We made a dash for the side stage doors and were allowed backstage by Swinley and the other roadies whom remembered us from the afternoon, the band were in a rush to get away, but did stay long enough to sign some autographs for those that had managed to get that far. Jim asked us what we thought of the show, Nod and Don were looking around for cigarettes before all four left by the window and were driven off into the night. Because the band had played three lengthy encores and we had gone backstage for half an hour or so we had managed to miss the last train home to Colchester, so we waited for the milk train at Ipswich station and read every word at least three times in my newly acquired, but creased 75p special tour price Slade Papers!
My ears were ringing, a ringing that was to last three full days as Slades mind numbingly loud volume completely discombobulated my ears for that long. It was, in the words of my newly converted mate Dave Wyllie...."Fucking brilliant"
In my time I saw Slade before, during and after their heyday, but there was never a night anywhere to rival that gig. I will always think those first five tracks belted out one after another that night was the best opening to any gig I ever witnessed anytime, anywhere and by anyone.
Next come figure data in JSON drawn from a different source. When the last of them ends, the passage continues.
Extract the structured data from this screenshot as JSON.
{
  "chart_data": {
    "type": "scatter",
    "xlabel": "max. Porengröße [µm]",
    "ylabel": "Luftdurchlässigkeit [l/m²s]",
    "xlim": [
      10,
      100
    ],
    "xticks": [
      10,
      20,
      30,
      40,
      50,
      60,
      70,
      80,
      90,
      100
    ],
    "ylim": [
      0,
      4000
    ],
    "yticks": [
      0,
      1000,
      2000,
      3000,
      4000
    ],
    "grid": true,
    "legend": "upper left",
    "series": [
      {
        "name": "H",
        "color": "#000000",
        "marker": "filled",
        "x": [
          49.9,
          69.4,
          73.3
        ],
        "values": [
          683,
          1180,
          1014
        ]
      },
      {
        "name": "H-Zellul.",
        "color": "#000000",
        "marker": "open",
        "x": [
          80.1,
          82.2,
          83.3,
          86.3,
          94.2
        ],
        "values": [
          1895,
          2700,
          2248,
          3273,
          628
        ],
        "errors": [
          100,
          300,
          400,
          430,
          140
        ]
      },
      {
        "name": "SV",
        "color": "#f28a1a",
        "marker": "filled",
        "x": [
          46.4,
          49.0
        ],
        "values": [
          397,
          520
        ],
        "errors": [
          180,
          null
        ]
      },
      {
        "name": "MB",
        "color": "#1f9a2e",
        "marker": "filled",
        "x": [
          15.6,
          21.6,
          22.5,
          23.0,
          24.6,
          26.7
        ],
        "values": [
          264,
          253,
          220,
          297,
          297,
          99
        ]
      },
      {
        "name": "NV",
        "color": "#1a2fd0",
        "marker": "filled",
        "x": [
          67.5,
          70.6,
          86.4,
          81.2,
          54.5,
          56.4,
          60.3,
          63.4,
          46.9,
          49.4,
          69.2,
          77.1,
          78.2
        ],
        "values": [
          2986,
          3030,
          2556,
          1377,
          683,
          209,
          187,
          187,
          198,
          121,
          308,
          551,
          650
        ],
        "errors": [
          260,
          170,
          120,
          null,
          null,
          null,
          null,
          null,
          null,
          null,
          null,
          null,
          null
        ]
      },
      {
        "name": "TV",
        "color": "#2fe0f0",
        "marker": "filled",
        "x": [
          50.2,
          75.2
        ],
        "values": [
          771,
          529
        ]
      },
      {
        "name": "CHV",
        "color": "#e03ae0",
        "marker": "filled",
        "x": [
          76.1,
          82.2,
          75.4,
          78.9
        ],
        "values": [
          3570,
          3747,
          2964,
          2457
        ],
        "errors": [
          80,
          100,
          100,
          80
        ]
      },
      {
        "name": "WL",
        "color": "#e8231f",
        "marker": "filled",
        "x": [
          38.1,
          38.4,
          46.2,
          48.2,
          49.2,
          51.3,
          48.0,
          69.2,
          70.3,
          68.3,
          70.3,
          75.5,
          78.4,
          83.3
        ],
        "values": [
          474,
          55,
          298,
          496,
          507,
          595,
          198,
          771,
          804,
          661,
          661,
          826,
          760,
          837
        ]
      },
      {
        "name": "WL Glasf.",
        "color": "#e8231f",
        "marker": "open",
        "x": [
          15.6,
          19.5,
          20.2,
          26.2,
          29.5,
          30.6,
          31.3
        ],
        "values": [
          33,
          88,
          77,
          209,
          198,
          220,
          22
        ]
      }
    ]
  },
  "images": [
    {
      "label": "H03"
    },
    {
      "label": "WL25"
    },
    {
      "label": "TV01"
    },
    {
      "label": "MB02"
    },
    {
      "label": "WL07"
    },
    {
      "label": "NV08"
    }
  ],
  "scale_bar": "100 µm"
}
That night, we loved them, and they loved us. It was a different Slade for sure, but that night my lifelong affection, fidelity and affiliation for the band was well and truly cemented in place. While they had been away I had seen Priest, Lizzy, Nugent, AC/DC and even Kiss, in fact just about every new 'thing' to come along, only AC/DC and Lizzy gave shows that were worth mentioning, but no one, no one EVER came close to Slade Live. No One.
Slade were something else.
Slade were the Guvnors.
DAVID GRAHAM, SLADE IN ENGLAND......You Know It makes Sense!